For all external users (not on intranet - basically anyone else in the world). The users will need to fill out a form first in order to see data.
For all internal users (on the intranet), this form needs to be bypassed and the information needs to automatically be displayed.
I would like to avoid any type of login/authentication system.
I need the website to immediately detect if the user is already on the company network and immediately bypass the form, but I'm having a hard time figuring this out.
Referencing HttpContext.User.Identity only works if the user is already authenticated.
It isn't detrimental if the outside user somehow bypasses the form, so I've thought about pulling the IP address and comparing it to our company's range of private IPs (I know IPs can be spoofed, but if they went as far to spoof - sure.. you can bypass a form).

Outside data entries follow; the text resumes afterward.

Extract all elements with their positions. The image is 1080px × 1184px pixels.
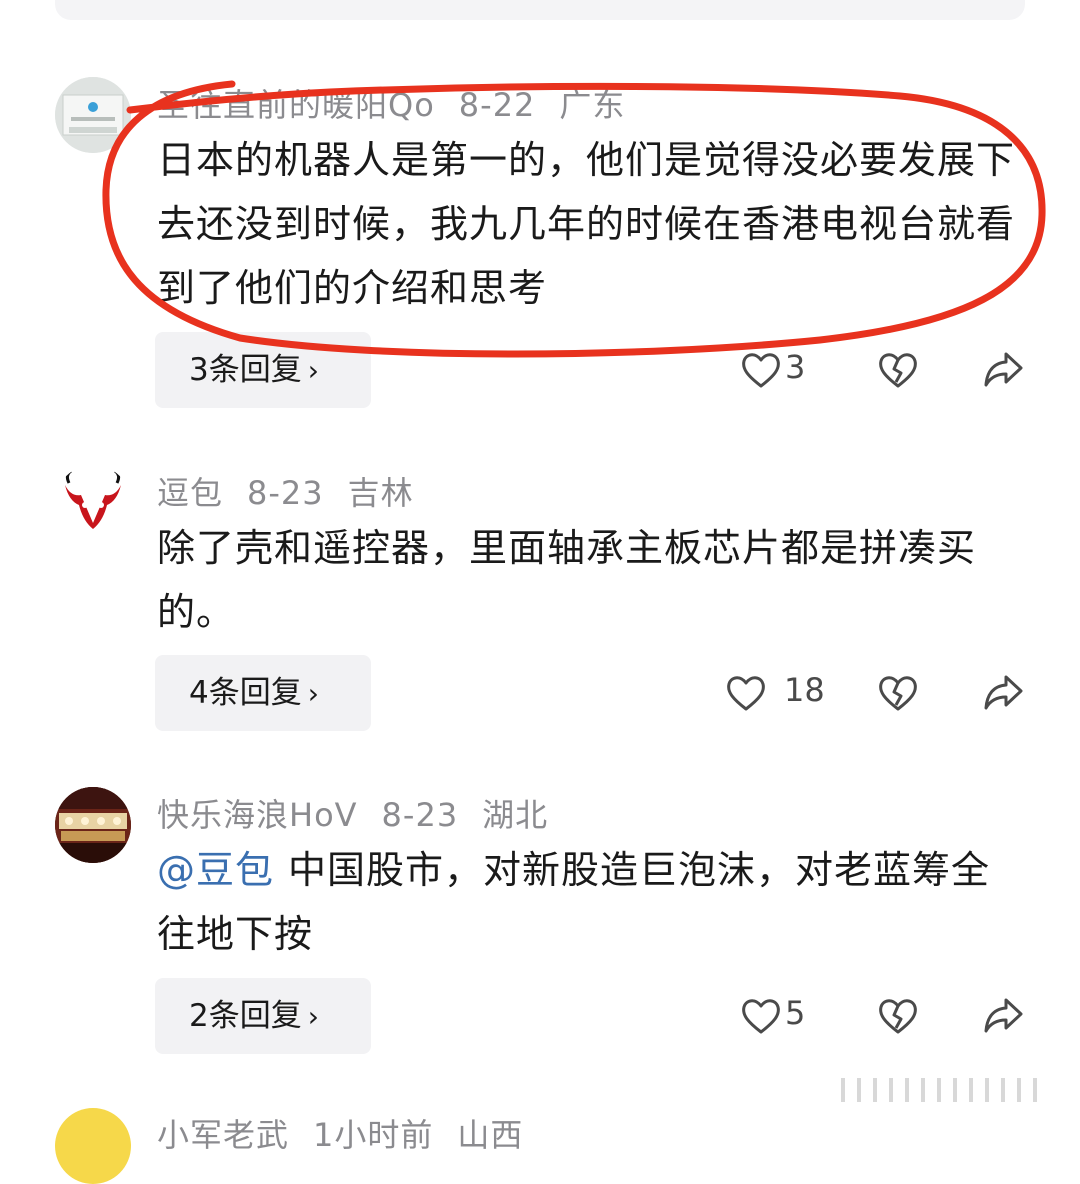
avatar-image (55, 787, 131, 863)
comment-actions: 3 (0, 342, 1080, 402)
watermark (841, 1078, 1037, 1102)
avatar[interactable] (55, 465, 131, 541)
comment-text-body: 中国股市，对新股造巨泡沫，对老蓝筹全往地下按 (157, 848, 991, 956)
avatar[interactable] (55, 1108, 131, 1184)
avatar-image (55, 465, 131, 541)
broken-heart-icon[interactable] (877, 673, 919, 713)
comment-meta: 快乐海浪HoV 8-23 湖北 (157, 790, 572, 836)
username[interactable]: 快乐海浪HoV (157, 796, 358, 834)
comment-location: 广东 (559, 86, 626, 124)
mention-link[interactable]: @豆包 (157, 848, 274, 892)
avatar-image (55, 77, 131, 153)
heart-outline-icon[interactable] (740, 350, 782, 390)
like-count: 3 (785, 348, 806, 386)
comment-actions: 5 (0, 988, 1080, 1048)
broken-heart-icon[interactable] (877, 350, 919, 390)
username[interactable]: 小军老武 (157, 1116, 289, 1154)
comment-text[interactable]: @豆包 中国股市，对新股造巨泡沫，对老蓝筹全往地下按 (157, 838, 1027, 966)
comment-text[interactable]: 除了壳和遥控器，里面轴承主板芯片都是拼凑买的。 (157, 516, 1027, 644)
comment-date: 8-23 (381, 796, 459, 834)
comment-meta: 圣往直前的暖阳Qo 8-22 广东 (157, 80, 649, 126)
share-arrow-icon[interactable] (982, 350, 1024, 390)
heart-outline-icon[interactable] (725, 673, 767, 713)
comment-location: 山西 (457, 1116, 524, 1154)
comment-location: 湖北 (482, 796, 549, 834)
share-arrow-icon[interactable] (982, 673, 1024, 713)
avatar[interactable] (55, 787, 131, 863)
like-count: 5 (785, 994, 806, 1032)
like-count: 18 (784, 671, 825, 709)
comment-date: 8-23 (247, 474, 324, 512)
broken-heart-icon[interactable] (877, 996, 919, 1036)
comment-location: 吉林 (347, 474, 414, 512)
comment-actions: 18 (0, 665, 1080, 725)
comment-meta: 逗包 8-23 吉林 (157, 468, 438, 514)
username[interactable]: 逗包 (157, 474, 223, 512)
username[interactable]: 圣往直前的暖阳Qo (157, 86, 435, 124)
heart-outline-icon[interactable] (740, 996, 782, 1036)
comment-date: 8-22 (458, 86, 536, 124)
previous-card-bottom (55, 0, 1025, 20)
comment-text[interactable]: 日本的机器人是第一的，他们是觉得没必要发展下去还没到时候，我九几年的时候在香港电… (157, 128, 1027, 320)
share-arrow-icon[interactable] (982, 996, 1024, 1036)
comment-date: 1小时前 (313, 1116, 434, 1154)
avatar[interactable] (55, 77, 131, 153)
comment-meta: 小军老武 1小时前 山西 (157, 1110, 547, 1156)
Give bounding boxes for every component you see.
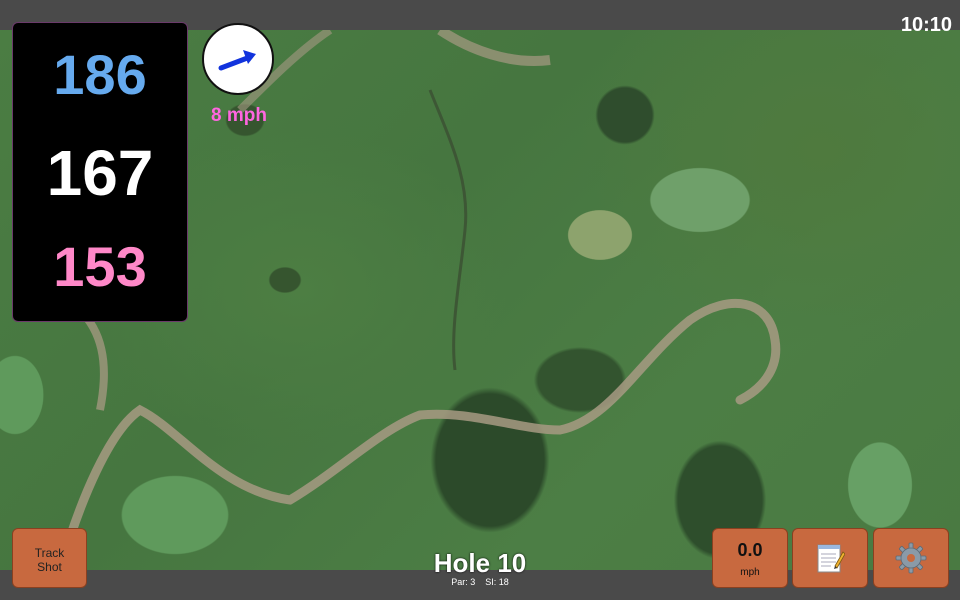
notes-button[interactable] xyxy=(792,528,868,588)
front-yardage: 153 xyxy=(53,235,147,298)
hole-stroke-index: SI: 18 xyxy=(485,577,509,587)
speed-button[interactable]: 0.0 mph xyxy=(712,528,788,588)
yardage-panel: 186 167 153 xyxy=(12,22,188,322)
speed-unit: mph xyxy=(740,567,760,578)
back-yardage: 186 xyxy=(53,43,147,106)
wind-indicator xyxy=(202,23,274,95)
wind-speed: 8 mph xyxy=(211,105,267,126)
hole-info: Par: 3 SI: 18 xyxy=(380,577,580,587)
notepad-icon xyxy=(817,544,845,573)
clock: 10:10 xyxy=(900,14,952,36)
hole-par: Par: 3 xyxy=(451,577,476,587)
track-shot-label-line2: Shot xyxy=(37,560,62,574)
gear-icon xyxy=(895,542,927,574)
speed-value: 0.0 xyxy=(737,540,763,560)
track-shot-button[interactable]: Track Shot xyxy=(12,528,87,588)
wind-arrow-icon xyxy=(218,50,256,71)
settings-button[interactable] xyxy=(873,528,949,588)
hole-title: Hole 10 xyxy=(433,548,527,578)
middle-yardage: 167 xyxy=(46,137,154,209)
track-shot-label-line1: Track xyxy=(34,546,65,560)
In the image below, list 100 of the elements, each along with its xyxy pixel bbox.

Is this a good option or are there others?
My point is that we can implement security access based on Mac address.
We can create a self-host webapi application and register it as service in Intranet users's pc. To get the mac address.
In your DMZ website application, at the login page we can get mac address by invoking the api like
http://127.0.0.1:8000/GetMacAddress, then send to server side, we can save it in db and set it in header.At this time, I feel much safer. When the request comes in, even a hacker may not be able to guess that we added mac adress in the header for identification. The mac addresses of intranet users are all in the db, and we can identify them very well.
Even if the mac address is imitated, at this time we use the identification of the ip address again for filtering. Multiple detection mechanisms will make our application more secure.